Less Driving, More Electrics Will Reduce Emissions

Reducing driving and converting diesel engines to electric ones could slash a billion metric tons of C02 emissions.

People need to live and work radically differently if the United States can even hope to get halfway towards becoming carbon neutral by 2050, but a new paper released last month says the most important change would come in how we get around.

Curbing greenhouse gas emissions starts with how we drive, given that vehicle exhaust accounts for 29 percent of the country's greenhouse gas emissions — but America is moving in the wrong direction, thanks to more people driving around more in bigger, less-efficient cars.

"Just as transportation has recently become the largest emitter in the economy, it also has the largest potential for emissions reductions over the next 30 years," Therese Langer, the program director for the American Council for an Energy-Efficient Economy Transportation, told Streetsblog.

Researchers with the ACEEE calculated the country could eliminate 2.461 billion metric tons of carbon dioxide emissions, about half the country's current output, and save about 47.1 quadrillion BTUs, according to their paper, "Halfway There: Energy Efficiency Can Cut Energy Use and Greenhouse Gas Emissions in Half by 2050."

Those savings could be achieved by constructing energy-efficient homes and offices, rehabilitating existing buildings, modernizing industry, making appliances that use less energy, and adopting stricter fuel economy standards. But if Americans altered their transportation habits, pollution could be slashed by an amount nearly equal to reductions from the rest of the economy combined.

"We have a pretty good grasp of the technologies required to get there and what policies can get us there," Langer said. "The fact is we need to be improving both the efficiency of vehicles and changing the way we use them."

If drivers bought more electric and hybrid cars instead of pollution-spewing SUVs, and if gas-powered trucks and other vehicles became more fuel efficient, the country would eliminate 754 million electric tons of carbon dioxide, the ACEEE report said.

Yet other more significant changes, such as encouraging drivers to forgo their cars by using mass transit, encouraging carpooling, instituting vehicle taxes and fees, and the adoption of congestion pricing policies, could eliminate 129 million electric tons of CO2 while the reduction of truck transport for moving freight in favor of railroads could slash another 107 million electric tons, the report found, for a total of about 1 billion electric tons of carbon emissions.

"Driving a more efficient vehicle won't require significant behaviors," Langer said. "Realizing the potential to make changes in the way people get around is an opportunity for major changes for The better. People should be picturing a rather dramatic change in their choices for how they get around, and the amount they need to rely on motor vehicles can and should change dramatically by mid-century."

American cities need to get started on this path.
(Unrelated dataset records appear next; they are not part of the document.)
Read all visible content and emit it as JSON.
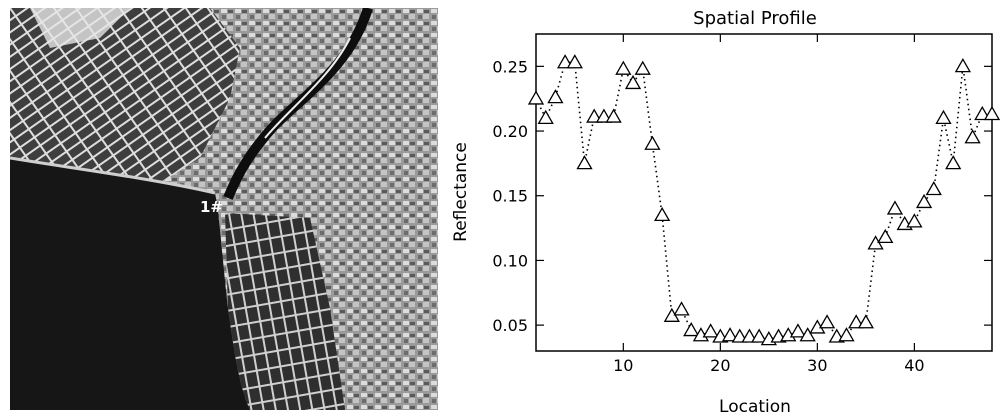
{
  "image_panel": {
    "marker_label": "1#"
  },
  "chart_data": {
    "type": "scatter",
    "title": "Spatial Profile",
    "xlabel": "Location",
    "ylabel": "Reflectance",
    "xlim": [
      1,
      48
    ],
    "ylim": [
      0.03,
      0.275
    ],
    "xticks": [
      10,
      20,
      30,
      40
    ],
    "yticks": [
      0.05,
      0.1,
      0.15,
      0.2,
      0.25
    ],
    "ytick_labels": [
      "0.05",
      "0.10",
      "0.15",
      "0.20",
      "0.25"
    ],
    "marker": "triangle",
    "line_style": "dotted",
    "series": [
      {
        "x": [
          1,
          2,
          3,
          4,
          5,
          6,
          7,
          8,
          9,
          10,
          11,
          12,
          13,
          14,
          15,
          16,
          17,
          18,
          19,
          20,
          21,
          22,
          23,
          24,
          25,
          26,
          27,
          28,
          29,
          30,
          31,
          32,
          33,
          34,
          35,
          36,
          37,
          38,
          39,
          40,
          41,
          42,
          43,
          44,
          45,
          46,
          47,
          48
        ],
        "y": [
          0.225,
          0.21,
          0.226,
          0.253,
          0.253,
          0.175,
          0.211,
          0.211,
          0.211,
          0.248,
          0.237,
          0.248,
          0.19,
          0.135,
          0.057,
          0.062,
          0.046,
          0.042,
          0.045,
          0.041,
          0.042,
          0.041,
          0.041,
          0.041,
          0.039,
          0.041,
          0.042,
          0.045,
          0.042,
          0.048,
          0.052,
          0.041,
          0.042,
          0.052,
          0.052,
          0.113,
          0.118,
          0.14,
          0.128,
          0.13,
          0.145,
          0.155,
          0.21,
          0.175,
          0.25,
          0.195,
          0.213,
          0.213
        ]
      }
    ]
  }
}
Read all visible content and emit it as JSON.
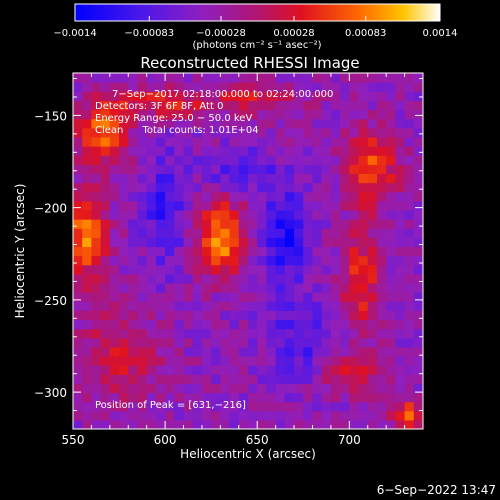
{
  "chart_data": {
    "type": "heatmap",
    "title": "Reconstructed RHESSI Image",
    "xlabel": "Heliocentric X (arcsec)",
    "ylabel": "Heliocentric Y (arcsec)",
    "xlim": [
      550,
      740
    ],
    "ylim": [
      -320,
      -127
    ],
    "x_ticks": [
      550,
      600,
      650,
      700
    ],
    "x_tick_labels": [
      "550",
      "600",
      "650",
      "700"
    ],
    "y_ticks": [
      -150,
      -200,
      -250,
      -300
    ],
    "y_tick_labels": [
      "−150",
      "−200",
      "−250",
      "−300"
    ],
    "colorbar": {
      "range": [
        -0.0014,
        0.0014
      ],
      "tick_values": [
        -0.0014,
        -0.00083,
        -0.00028,
        0.00028,
        0.00083,
        0.0014
      ],
      "tick_labels": [
        "−0.0014",
        "−0.00083",
        "−0.00028",
        "0.00028",
        "0.00083",
        "0.0014"
      ],
      "units_label": "(photons cm⁻² s⁻¹ asec⁻²)"
    },
    "annotations": [
      "7−Sep−2017 02:18:00.000 to 02:24:00.000",
      "Detectors: 3F 6F 8F, Att 0",
      "Energy Range: 25.0 − 50.0 keV",
      "Clean      Total counts: 1.01E+04"
    ],
    "peak_label": "Position of Peak = [631,−216]",
    "peak": [
      631,
      -216
    ],
    "sources": [
      {
        "x": 631,
        "y": -216,
        "amp": 0.00135,
        "sx": 9,
        "sy": 14
      },
      {
        "x": 557,
        "y": -215,
        "amp": 0.0013,
        "sx": 8,
        "sy": 16
      },
      {
        "x": 566,
        "y": -158,
        "amp": 0.00115,
        "sx": 10,
        "sy": 12
      },
      {
        "x": 712,
        "y": -178,
        "amp": 0.00105,
        "sx": 10,
        "sy": 14
      },
      {
        "x": 706,
        "y": -240,
        "amp": 0.0009,
        "sx": 7,
        "sy": 20
      },
      {
        "x": 700,
        "y": -290,
        "amp": 0.0007,
        "sx": 10,
        "sy": 8
      },
      {
        "x": 732,
        "y": -313,
        "amp": 0.0011,
        "sx": 6,
        "sy": 6
      },
      {
        "x": 600,
        "y": -143,
        "amp": 0.0008,
        "sx": 18,
        "sy": 6
      },
      {
        "x": 650,
        "y": -140,
        "amp": 0.0006,
        "sx": 18,
        "sy": 6
      },
      {
        "x": 575,
        "y": -280,
        "amp": 0.0006,
        "sx": 16,
        "sy": 18
      },
      {
        "x": 600,
        "y": -200,
        "amp": -0.0006,
        "sx": 8,
        "sy": 22
      },
      {
        "x": 665,
        "y": -215,
        "amp": -0.0008,
        "sx": 8,
        "sy": 18
      },
      {
        "x": 675,
        "y": -270,
        "amp": -0.0005,
        "sx": 14,
        "sy": 14
      },
      {
        "x": 640,
        "y": -180,
        "amp": -0.0005,
        "sx": 14,
        "sy": 8
      }
    ],
    "background": -0.0004,
    "grid": false,
    "legend": "none"
  },
  "footer": {
    "timestamp": "6−Sep−2022 13:47"
  }
}
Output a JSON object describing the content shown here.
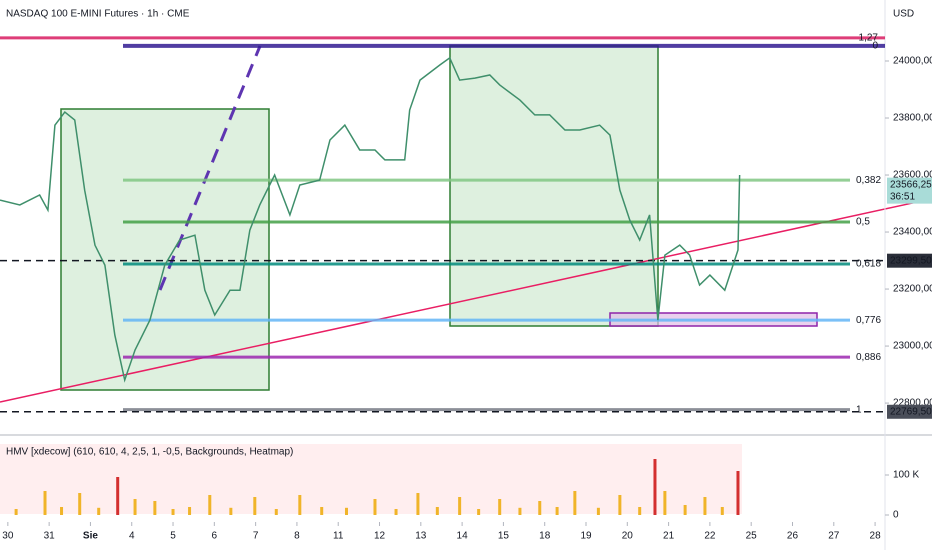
{
  "chart_data": {
    "type": "line",
    "title": "NASDAQ 100 E-MINI Futures · 1h · CME",
    "currency": "USD",
    "x": [
      -0.19,
      0.29,
      0.77,
      0.97,
      1.14,
      1.38,
      1.62,
      1.86,
      2.11,
      2.35,
      2.59,
      2.83,
      3.08,
      3.44,
      3.8,
      4.16,
      4.53,
      4.77,
      5.01,
      5.38,
      5.62,
      5.86,
      6.1,
      6.46,
      6.83,
      7.07,
      7.55,
      7.8,
      8.16,
      8.52,
      8.89,
      9.13,
      9.61,
      9.73,
      9.98,
      10.46,
      10.7,
      10.94,
      11.31,
      11.67,
      11.91,
      12.4,
      12.76,
      13.12,
      13.49,
      13.85,
      14.33,
      14.58,
      14.82,
      15.06,
      15.3,
      15.54,
      15.74,
      15.91,
      16.27,
      16.51,
      16.75,
      17.0,
      17.36,
      17.68,
      17.72
    ],
    "series": [
      {
        "name": "NASDAQ 100 E-MINI Futures",
        "color": "#3f8f6b",
        "values": [
          23512,
          23495,
          23530,
          23477,
          23775,
          23821,
          23793,
          23547,
          23354,
          23284,
          23039,
          22881,
          22986,
          23091,
          23284,
          23372,
          23389,
          23196,
          23109,
          23196,
          23196,
          23407,
          23495,
          23600,
          23460,
          23565,
          23582,
          23723,
          23775,
          23688,
          23688,
          23653,
          23653,
          23828,
          23933,
          23986,
          24011,
          23933,
          23940,
          23951,
          23916,
          23863,
          23811,
          23811,
          23758,
          23758,
          23775,
          23740,
          23547,
          23442,
          23372,
          23460,
          23091,
          23319,
          23354,
          23319,
          23214,
          23249,
          23196,
          23337,
          23600
        ]
      }
    ],
    "xlim": [
      -0.19,
      21.24
    ],
    "xticks": [
      {
        "value": 0,
        "label": "30"
      },
      {
        "value": 1,
        "label": "31"
      },
      {
        "value": 2,
        "label": "Sie"
      },
      {
        "value": 3,
        "label": "4"
      },
      {
        "value": 4,
        "label": "5"
      },
      {
        "value": 5,
        "label": "6"
      },
      {
        "value": 6,
        "label": "7"
      },
      {
        "value": 7,
        "label": "8"
      },
      {
        "value": 8,
        "label": "11"
      },
      {
        "value": 9,
        "label": "12"
      },
      {
        "value": 10,
        "label": "13"
      },
      {
        "value": 11,
        "label": "14"
      },
      {
        "value": 12,
        "label": "15"
      },
      {
        "value": 13,
        "label": "18"
      },
      {
        "value": 14,
        "label": "19"
      },
      {
        "value": 15,
        "label": "20"
      },
      {
        "value": 16,
        "label": "21"
      },
      {
        "value": 17,
        "label": "22"
      },
      {
        "value": 18,
        "label": "25"
      },
      {
        "value": 19,
        "label": "26"
      },
      {
        "value": 20,
        "label": "27"
      },
      {
        "value": 21,
        "label": "28"
      }
    ],
    "ylim": [
      22688,
      24214
    ],
    "yticks": [
      {
        "value": 22800,
        "label": "22800,00"
      },
      {
        "value": 23000,
        "label": "23000,00"
      },
      {
        "value": 23200,
        "label": "23200,00"
      },
      {
        "value": 23400,
        "label": "23400,00"
      },
      {
        "value": 23600,
        "label": "23600,00"
      },
      {
        "value": 23800,
        "label": "23800,00"
      },
      {
        "value": 24000,
        "label": "24000,00"
      }
    ],
    "fib_levels": [
      {
        "level": "1,27",
        "price": 24081,
        "color": "#d81b60"
      },
      {
        "level": "0",
        "price": 24053,
        "color": "#311b92"
      },
      {
        "level": "0,382",
        "price": 23582,
        "color": "#81c784"
      },
      {
        "level": "0,5",
        "price": 23435,
        "color": "#43a047"
      },
      {
        "level": "0,618",
        "price": 23288,
        "color": "#00897b"
      },
      {
        "level": "0,776",
        "price": 23091,
        "color": "#64b5f6"
      },
      {
        "level": "0,886",
        "price": 22961,
        "color": "#9c27b0"
      },
      {
        "level": "1",
        "price": 22777,
        "color": "#787b86"
      }
    ],
    "price_tags": [
      {
        "value": 23566.25,
        "label": "23566,25",
        "color": "#a9dcd8"
      },
      {
        "value": 23299.5,
        "label": "23299,50",
        "color": "#2a2e39"
      },
      {
        "value": 22769.5,
        "label": "22769,50",
        "color": "#4a4e59"
      }
    ],
    "countdown": "36:51",
    "volume": {
      "label": "HMV [xdecow] (610, 610, 4, 2,5, 1, -0,5, Backgrounds, Heatmap)",
      "color": "#f0b429",
      "x": [
        0.2,
        0.9,
        1.3,
        1.74,
        2.2,
        2.66,
        3.08,
        3.56,
        4.0,
        4.4,
        4.89,
        5.4,
        5.98,
        6.5,
        7.07,
        7.6,
        8.2,
        8.89,
        9.4,
        9.93,
        10.4,
        10.94,
        11.4,
        11.91,
        12.4,
        12.88,
        13.3,
        13.73,
        14.3,
        14.82,
        15.3,
        15.67,
        15.91,
        16.4,
        16.88,
        17.3,
        17.68
      ],
      "values": [
        15000,
        60000,
        20000,
        55000,
        18000,
        95000,
        40000,
        35000,
        15000,
        20000,
        50000,
        18000,
        45000,
        15000,
        50000,
        20000,
        18000,
        40000,
        15000,
        55000,
        20000,
        45000,
        15000,
        40000,
        18000,
        35000,
        20000,
        60000,
        18000,
        50000,
        20000,
        140000,
        60000,
        25000,
        45000,
        20000,
        110000
      ],
      "ylim": [
        0,
        192500
      ],
      "yticks": [
        0,
        {
          "value": 100000,
          "label": "100 K"
        }
      ]
    }
  }
}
Thanks to a steady increase in American car ownership fueled by low-interest auto loans and cheap gas in the past decade, emissions levels are rising in many cities at rates higher than their population growth.

Phoenix's emissions skyrocketed 291 percent between 1990 and 2017 or 86 percent per person over the same period, among the highest emission levels in the country, according to emissions figures analyzed by Boston University and the New York Times.

In the Denver metro area, emissions rose 102 percent or 16 percent per person since 1990, while in Dallas, they rose 133 percent or 27 percent per person.

Even in New York, where mass transit is ingrained in the region's culture, carbon emissions rose 27 percent, or about 9 percent per person since 1990, accounting for the largest share of CO2 emissions in the country, thanks to its large population of everyday drivers. But per capita emissions in New York are among the lowest in the country.